See Roe v. United States, 5 Cir., 1961, 287 F.2d 435, at 441-442 and note 11, and United States v. DeWitt, 5 Cir., 1959, 265 F.2d 393, 402-404 (dissenting opinion), which catalogue many of the cases for both positions urged here: for the appellant, United States v. Kemble, 3 Cir., 1952, 197 F.2d 316; Hargrove v. United States, 5 Cir., 1933, 67 F.2d 820, 90 A.L. R. 1276; Bloch v. United States, 9 Cir., 1955, 221 F.2d 786; St. Johnsbury Trucking Co. v. United States, 1 Cir., 1955, 220 F.2d 393; Boyce Motor Lines, Inc. v. United States, 1952, 342 U.S. 337, 72 S.Ct. 329, 96 L.Ed.2d 367; Automatic Canteen Co. of America v. F.T.C., 1953, 346 U.S. 61, 73 S.Ct. 1017, 97 L.Ed. 1454; for the government, United States v. Dotterweich, 1943, 320 U.S. 277, 64 S.Ct. 134, 88 L.Ed. 48; United States v. Balint, 1922, 258 U.S. 250, 42 S.Ct. 301, 66 L.Ed. 604; United States v. Behrman, 1922, 258 U.S. 280, 42 S.Ct. 303, 66 L.Ed. 619. The cases are discussed at length in Morissette v.
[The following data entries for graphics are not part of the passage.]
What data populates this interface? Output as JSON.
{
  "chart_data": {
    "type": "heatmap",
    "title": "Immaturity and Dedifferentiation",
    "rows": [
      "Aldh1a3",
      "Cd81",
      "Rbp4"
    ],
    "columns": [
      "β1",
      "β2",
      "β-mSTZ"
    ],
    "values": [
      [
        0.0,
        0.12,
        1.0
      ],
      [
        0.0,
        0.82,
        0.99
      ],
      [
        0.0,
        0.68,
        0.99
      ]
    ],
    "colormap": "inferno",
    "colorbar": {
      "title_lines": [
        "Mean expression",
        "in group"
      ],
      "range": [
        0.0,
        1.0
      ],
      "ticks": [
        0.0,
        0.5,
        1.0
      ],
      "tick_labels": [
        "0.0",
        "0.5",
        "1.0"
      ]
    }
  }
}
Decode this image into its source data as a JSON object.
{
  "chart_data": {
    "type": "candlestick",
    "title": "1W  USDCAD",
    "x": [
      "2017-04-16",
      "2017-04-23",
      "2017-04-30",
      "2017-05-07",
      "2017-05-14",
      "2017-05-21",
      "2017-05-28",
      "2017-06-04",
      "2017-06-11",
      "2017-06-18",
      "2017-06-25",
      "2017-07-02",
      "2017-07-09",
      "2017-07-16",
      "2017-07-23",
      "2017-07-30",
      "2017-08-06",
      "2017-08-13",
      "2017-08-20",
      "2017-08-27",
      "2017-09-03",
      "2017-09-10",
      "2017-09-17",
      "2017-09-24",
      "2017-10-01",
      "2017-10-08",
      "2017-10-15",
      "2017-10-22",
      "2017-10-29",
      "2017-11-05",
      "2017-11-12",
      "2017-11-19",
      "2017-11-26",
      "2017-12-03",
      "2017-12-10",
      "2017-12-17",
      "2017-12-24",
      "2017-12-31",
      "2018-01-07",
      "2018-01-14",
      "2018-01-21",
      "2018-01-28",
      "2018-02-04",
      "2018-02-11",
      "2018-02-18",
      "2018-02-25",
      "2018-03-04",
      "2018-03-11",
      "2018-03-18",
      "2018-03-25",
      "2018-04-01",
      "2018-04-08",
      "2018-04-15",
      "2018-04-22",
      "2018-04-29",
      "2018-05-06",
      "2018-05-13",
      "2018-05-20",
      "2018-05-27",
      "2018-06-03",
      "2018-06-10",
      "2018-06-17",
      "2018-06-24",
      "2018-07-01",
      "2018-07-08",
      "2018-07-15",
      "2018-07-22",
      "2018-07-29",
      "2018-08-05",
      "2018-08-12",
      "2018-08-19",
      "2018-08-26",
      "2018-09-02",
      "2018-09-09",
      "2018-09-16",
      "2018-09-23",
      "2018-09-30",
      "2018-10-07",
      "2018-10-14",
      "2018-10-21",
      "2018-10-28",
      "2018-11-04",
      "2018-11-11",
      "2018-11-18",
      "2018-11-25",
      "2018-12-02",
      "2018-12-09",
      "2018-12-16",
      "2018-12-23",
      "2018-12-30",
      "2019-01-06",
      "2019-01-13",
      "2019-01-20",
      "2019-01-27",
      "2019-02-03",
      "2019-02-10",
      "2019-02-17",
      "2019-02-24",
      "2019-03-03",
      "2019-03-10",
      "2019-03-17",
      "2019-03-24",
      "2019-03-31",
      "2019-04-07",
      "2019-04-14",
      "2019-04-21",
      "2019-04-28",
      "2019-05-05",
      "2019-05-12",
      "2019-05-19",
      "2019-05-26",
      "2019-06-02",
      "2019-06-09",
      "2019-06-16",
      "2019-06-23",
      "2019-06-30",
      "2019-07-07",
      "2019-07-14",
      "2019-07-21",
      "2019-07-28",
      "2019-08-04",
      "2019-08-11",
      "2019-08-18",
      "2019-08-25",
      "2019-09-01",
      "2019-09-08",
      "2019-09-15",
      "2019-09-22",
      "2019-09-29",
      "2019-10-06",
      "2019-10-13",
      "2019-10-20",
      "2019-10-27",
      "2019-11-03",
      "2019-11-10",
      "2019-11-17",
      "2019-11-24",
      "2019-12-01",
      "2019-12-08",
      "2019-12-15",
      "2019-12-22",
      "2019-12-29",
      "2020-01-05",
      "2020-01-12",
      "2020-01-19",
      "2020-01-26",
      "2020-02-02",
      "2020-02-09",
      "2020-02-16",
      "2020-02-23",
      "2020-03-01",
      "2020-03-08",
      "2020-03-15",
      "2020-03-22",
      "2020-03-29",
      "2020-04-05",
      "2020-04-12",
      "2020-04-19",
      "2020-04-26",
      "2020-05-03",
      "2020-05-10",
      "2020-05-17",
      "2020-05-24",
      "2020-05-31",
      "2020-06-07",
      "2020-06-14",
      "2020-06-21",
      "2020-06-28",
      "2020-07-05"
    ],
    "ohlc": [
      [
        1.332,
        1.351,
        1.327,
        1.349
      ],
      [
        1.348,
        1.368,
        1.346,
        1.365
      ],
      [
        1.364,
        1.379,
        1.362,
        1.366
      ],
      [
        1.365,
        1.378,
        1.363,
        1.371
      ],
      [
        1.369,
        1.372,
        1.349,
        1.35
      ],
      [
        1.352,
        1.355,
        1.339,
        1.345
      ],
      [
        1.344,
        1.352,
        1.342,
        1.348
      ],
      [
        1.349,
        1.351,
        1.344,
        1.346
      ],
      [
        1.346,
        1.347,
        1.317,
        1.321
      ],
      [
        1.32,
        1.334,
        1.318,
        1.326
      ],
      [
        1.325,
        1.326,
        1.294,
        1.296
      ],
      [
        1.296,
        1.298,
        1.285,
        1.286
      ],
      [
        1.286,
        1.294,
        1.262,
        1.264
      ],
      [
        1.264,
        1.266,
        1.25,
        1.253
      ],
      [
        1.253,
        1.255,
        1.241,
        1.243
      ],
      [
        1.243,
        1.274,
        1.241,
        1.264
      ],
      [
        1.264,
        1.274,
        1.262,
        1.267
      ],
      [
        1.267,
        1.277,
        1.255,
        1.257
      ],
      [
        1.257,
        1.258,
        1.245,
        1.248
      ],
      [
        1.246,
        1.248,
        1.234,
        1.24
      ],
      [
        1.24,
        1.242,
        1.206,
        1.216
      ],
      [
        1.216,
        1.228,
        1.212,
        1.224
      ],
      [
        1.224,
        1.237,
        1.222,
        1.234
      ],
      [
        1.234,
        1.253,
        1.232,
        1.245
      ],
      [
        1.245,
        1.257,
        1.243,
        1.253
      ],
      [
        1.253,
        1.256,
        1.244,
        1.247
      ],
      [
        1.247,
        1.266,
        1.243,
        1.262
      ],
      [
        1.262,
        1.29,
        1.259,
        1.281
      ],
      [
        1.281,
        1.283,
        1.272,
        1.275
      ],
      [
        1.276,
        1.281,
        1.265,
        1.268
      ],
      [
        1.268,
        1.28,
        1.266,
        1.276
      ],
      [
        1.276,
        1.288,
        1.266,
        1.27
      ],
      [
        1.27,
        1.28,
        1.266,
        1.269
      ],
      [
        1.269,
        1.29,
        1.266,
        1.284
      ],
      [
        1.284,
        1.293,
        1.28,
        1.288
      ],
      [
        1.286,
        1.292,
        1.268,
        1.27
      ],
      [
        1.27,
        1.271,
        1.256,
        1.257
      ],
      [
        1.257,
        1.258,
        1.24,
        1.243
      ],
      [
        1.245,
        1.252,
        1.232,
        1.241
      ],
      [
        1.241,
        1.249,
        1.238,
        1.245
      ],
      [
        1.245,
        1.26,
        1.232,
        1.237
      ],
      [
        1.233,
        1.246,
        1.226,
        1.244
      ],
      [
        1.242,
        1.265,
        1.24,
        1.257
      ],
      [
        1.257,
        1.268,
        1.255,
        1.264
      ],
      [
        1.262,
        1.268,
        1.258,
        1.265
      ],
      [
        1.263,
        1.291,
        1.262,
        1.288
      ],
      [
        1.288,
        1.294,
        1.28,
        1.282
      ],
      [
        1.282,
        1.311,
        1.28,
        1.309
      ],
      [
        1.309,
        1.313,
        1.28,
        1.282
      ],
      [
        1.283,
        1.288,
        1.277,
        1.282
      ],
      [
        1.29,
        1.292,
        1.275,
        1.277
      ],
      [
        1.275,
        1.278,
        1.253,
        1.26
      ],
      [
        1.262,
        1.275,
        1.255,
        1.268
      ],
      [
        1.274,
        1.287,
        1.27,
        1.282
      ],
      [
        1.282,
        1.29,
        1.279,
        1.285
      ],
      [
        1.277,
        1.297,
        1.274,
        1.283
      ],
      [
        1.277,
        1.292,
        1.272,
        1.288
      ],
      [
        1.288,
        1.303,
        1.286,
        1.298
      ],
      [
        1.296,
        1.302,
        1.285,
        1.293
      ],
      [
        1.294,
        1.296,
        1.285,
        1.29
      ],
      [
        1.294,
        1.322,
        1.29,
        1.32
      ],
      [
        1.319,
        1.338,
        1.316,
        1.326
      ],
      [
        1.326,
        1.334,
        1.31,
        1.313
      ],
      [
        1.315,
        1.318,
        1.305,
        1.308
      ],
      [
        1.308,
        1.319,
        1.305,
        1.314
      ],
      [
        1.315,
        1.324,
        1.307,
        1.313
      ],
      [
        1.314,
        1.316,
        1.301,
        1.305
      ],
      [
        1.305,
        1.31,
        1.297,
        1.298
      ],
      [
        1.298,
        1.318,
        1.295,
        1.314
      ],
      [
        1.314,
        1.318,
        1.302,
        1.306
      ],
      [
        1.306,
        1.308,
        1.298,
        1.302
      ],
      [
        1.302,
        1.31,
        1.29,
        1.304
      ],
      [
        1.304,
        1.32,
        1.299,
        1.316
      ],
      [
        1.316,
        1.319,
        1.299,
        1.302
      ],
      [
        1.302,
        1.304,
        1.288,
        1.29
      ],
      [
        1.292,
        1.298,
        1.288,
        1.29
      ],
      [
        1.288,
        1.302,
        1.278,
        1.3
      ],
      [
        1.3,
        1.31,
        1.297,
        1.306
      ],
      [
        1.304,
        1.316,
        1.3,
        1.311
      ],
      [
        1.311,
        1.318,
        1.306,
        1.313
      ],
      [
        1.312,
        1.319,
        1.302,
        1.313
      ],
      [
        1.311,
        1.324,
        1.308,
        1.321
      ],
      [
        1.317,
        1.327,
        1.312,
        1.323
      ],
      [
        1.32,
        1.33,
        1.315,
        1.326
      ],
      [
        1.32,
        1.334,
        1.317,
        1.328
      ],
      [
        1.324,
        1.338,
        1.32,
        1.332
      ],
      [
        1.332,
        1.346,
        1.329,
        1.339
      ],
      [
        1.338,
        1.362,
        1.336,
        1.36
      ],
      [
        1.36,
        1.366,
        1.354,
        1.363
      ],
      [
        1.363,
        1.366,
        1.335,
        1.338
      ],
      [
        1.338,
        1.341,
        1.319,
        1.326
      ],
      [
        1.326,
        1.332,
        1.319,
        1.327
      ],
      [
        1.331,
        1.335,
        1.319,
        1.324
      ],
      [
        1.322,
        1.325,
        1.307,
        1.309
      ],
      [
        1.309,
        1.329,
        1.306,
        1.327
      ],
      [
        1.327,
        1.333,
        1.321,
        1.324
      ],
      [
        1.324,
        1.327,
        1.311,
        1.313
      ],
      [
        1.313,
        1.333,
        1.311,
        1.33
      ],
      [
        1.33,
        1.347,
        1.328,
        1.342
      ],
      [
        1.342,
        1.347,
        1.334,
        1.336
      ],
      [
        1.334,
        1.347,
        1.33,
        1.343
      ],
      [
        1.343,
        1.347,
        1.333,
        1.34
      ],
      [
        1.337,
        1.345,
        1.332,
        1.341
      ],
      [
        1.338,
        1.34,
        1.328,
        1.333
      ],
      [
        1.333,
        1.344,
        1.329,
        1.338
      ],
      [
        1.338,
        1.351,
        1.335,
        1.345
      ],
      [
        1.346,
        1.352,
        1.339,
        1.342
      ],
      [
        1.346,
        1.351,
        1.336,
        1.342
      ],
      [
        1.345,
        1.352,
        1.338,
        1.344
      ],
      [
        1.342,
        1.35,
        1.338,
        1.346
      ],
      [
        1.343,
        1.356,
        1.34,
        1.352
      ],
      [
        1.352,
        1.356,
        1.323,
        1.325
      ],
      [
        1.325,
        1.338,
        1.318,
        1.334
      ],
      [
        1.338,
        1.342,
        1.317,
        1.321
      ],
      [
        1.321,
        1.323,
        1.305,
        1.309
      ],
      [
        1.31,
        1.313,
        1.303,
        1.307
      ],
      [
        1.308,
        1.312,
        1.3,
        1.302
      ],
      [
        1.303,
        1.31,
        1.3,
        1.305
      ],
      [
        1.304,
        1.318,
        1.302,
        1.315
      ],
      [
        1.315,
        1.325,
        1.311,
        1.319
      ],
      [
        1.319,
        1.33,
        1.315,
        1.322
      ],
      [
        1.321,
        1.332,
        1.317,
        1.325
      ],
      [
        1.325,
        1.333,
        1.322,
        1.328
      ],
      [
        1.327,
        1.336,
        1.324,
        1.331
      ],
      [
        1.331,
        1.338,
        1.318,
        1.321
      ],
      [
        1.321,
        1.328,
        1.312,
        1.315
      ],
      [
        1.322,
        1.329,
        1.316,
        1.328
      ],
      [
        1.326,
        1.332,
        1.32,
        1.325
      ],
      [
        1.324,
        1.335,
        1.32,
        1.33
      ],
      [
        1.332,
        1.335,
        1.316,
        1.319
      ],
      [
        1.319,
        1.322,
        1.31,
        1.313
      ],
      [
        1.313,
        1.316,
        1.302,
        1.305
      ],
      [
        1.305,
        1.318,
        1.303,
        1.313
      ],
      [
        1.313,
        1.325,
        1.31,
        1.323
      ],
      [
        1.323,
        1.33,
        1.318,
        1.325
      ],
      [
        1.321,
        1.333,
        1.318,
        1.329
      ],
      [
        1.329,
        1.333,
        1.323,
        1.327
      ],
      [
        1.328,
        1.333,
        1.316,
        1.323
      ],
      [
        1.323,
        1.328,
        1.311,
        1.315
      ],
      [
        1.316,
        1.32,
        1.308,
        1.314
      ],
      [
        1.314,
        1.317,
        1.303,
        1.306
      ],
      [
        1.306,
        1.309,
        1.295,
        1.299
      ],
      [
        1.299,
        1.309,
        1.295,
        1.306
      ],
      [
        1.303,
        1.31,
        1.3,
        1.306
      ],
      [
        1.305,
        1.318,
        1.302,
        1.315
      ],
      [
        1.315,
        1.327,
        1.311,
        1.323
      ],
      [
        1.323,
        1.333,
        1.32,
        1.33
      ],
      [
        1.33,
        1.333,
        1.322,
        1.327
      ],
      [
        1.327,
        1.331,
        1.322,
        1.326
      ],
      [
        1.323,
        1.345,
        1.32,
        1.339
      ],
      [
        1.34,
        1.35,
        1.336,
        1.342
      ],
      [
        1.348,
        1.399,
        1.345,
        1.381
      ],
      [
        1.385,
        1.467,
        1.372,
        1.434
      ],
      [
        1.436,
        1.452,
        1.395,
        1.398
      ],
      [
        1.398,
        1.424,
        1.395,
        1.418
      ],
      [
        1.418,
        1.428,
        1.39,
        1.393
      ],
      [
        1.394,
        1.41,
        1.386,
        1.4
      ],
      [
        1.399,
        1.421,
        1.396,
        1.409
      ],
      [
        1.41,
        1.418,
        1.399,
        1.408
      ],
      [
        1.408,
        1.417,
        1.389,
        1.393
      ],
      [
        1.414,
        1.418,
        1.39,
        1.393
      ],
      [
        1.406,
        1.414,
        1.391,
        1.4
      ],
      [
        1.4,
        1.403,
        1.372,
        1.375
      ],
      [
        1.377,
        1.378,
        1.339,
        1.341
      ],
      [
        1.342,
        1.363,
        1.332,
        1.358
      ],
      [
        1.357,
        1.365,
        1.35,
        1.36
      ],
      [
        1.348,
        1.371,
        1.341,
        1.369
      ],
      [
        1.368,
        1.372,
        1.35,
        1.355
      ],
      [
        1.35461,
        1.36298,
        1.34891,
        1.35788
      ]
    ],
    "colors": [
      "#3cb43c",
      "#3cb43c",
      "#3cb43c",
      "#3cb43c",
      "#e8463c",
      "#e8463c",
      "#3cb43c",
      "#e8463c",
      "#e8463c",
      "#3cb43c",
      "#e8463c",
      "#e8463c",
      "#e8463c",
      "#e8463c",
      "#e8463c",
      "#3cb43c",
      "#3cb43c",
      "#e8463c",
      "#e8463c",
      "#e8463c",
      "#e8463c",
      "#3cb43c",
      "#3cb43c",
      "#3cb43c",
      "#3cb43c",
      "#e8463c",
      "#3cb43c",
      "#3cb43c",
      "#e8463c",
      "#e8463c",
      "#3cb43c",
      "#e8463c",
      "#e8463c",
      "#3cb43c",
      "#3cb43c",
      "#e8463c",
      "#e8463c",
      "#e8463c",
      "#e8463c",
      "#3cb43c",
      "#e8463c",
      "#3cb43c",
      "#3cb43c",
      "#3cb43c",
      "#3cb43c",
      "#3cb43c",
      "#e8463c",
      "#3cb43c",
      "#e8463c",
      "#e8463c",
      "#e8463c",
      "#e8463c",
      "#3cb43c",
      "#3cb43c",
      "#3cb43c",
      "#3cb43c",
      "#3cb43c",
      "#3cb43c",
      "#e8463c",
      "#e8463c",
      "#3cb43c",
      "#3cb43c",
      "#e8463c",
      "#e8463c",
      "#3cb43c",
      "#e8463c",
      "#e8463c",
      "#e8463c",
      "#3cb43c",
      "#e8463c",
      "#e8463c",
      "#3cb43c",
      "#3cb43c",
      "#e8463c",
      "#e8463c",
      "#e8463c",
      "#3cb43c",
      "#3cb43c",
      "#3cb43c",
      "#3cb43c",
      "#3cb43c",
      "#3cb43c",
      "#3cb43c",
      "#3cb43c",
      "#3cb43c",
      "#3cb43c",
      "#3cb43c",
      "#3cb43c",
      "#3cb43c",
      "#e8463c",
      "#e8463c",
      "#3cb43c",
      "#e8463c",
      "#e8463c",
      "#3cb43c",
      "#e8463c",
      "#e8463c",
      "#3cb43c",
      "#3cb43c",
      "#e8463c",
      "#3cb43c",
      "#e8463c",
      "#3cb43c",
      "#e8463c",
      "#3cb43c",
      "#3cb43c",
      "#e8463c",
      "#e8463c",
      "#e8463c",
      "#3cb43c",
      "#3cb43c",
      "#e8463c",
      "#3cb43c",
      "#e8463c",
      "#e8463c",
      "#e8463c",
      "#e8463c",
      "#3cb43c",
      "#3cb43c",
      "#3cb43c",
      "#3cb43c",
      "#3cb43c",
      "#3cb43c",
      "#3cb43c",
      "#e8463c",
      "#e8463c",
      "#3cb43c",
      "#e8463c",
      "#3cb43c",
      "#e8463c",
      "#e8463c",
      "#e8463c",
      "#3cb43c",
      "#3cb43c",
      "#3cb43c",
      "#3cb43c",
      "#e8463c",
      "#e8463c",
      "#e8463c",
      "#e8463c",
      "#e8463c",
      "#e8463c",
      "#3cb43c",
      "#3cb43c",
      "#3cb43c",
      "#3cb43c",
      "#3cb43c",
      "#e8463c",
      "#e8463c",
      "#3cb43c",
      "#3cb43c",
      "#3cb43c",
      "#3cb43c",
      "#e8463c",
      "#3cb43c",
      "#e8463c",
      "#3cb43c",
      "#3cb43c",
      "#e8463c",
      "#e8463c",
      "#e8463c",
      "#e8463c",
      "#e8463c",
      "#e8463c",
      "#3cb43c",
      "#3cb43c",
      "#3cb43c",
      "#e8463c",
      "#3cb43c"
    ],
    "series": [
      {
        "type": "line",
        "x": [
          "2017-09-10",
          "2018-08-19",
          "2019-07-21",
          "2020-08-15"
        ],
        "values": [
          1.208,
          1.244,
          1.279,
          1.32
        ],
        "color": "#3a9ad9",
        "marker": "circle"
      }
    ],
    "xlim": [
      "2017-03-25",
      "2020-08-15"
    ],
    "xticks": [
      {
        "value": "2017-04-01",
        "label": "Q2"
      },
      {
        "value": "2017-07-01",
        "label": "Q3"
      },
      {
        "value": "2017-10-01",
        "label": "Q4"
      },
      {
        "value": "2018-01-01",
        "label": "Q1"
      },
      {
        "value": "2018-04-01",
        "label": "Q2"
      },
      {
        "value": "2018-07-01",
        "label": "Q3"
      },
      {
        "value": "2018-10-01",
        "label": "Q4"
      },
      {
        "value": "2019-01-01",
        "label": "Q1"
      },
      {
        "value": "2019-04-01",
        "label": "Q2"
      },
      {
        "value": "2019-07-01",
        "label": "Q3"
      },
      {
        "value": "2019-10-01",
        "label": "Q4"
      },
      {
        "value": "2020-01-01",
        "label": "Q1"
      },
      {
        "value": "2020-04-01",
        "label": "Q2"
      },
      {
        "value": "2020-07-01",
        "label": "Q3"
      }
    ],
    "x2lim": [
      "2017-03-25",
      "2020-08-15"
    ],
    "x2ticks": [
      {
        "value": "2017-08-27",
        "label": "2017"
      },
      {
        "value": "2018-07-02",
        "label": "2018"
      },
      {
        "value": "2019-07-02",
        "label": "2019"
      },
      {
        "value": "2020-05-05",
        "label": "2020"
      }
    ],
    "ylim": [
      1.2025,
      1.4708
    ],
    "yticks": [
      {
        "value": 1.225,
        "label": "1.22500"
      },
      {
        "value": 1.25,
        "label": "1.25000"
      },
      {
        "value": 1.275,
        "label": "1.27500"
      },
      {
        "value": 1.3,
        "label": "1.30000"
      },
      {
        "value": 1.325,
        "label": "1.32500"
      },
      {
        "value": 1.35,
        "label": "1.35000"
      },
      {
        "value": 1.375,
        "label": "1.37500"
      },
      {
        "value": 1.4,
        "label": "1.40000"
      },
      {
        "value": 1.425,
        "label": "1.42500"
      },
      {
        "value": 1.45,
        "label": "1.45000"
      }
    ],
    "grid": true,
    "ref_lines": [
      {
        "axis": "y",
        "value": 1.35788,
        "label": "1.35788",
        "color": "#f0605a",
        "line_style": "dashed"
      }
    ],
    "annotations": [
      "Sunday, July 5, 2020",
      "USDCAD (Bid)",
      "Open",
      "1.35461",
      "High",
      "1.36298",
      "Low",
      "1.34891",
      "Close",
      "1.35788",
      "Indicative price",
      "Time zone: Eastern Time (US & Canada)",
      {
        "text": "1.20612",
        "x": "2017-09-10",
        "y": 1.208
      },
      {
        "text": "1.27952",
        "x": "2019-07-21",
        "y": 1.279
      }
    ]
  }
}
United States, 1952, 342 U.S. 246, 72 S.Ct. 240, 96 L.Ed. 288
Trial Record page 394
See United States v. Moylan, 4 Cir., 1969, 417 F.2d 1002, (the so-called "Catonsville Nine" trial) where the several defendants motivated by a sincere commitment against the war in Southeast Asia had entered a local draft board office to remove and destroy draft records. Although defendant undertakes to factually distinguish the crime there from the instant appeal, we think the principle is much the same. There, as here, "defense counsel urged upon the court a more expansive interpretation of the word 'willful' as used in the statutes, namely that no violation occurred unless defendants performed the admitted acts with a bad purpose or motive." 417 F.2d at 1004. In rejecting this approach, the court went on to say:
The defendants' motivation in the instant case-the fact that they engaged in a protest in the sincere belief that they were breaking the law in a good cause-cannot be acceptable legal defense or justification. Their sincerity is beyond question. It implies no disparagement of their idealism to say that society will not tolerate the means they chose to register their opposition to the war. If these defendants were to be absolved from guilt because of their moral certainty that the war in Vietnam is wrong, would not others who might commit breaches of the law to demonstrate their sincere belief that the country is not prosecuting the war vigorously enough be entitled to acquittal? Both must answer for their acts.
417 F.2d at 1009.
The remaining cases which Douglass cites for the notion that a "good faith political protest" negates the element of willfulness are factually distinguishable and in every case, inapposite. E. g., Spies v. United States, 1943, 317 U.S. 492, 63 S.Ct. 364, 87 L.Ed. 418, stands for the proposition that the combination of misdemeanors of failure to file and failure to pay the tax do not make out the felony crime of willful evasion, even though the two lesser acts were done intentionally
Haner v. United States, 5 Cir., 1963, 315 F.2d 792, was a case where this court reversed (one Judge dissenting) a conviction where the court's charge seemingly allowed the jury to convict for a "careless or inadvertent" failure to file. Nevertheless, we emphasized that " 'willful' generally means intentional, knowing, or purposeful, as opposed to careless, thoughtless, heedless, or inadvertent, and it means nothing less as used in Section 7203." 315 F.2d at 794. (Emphasis omitted).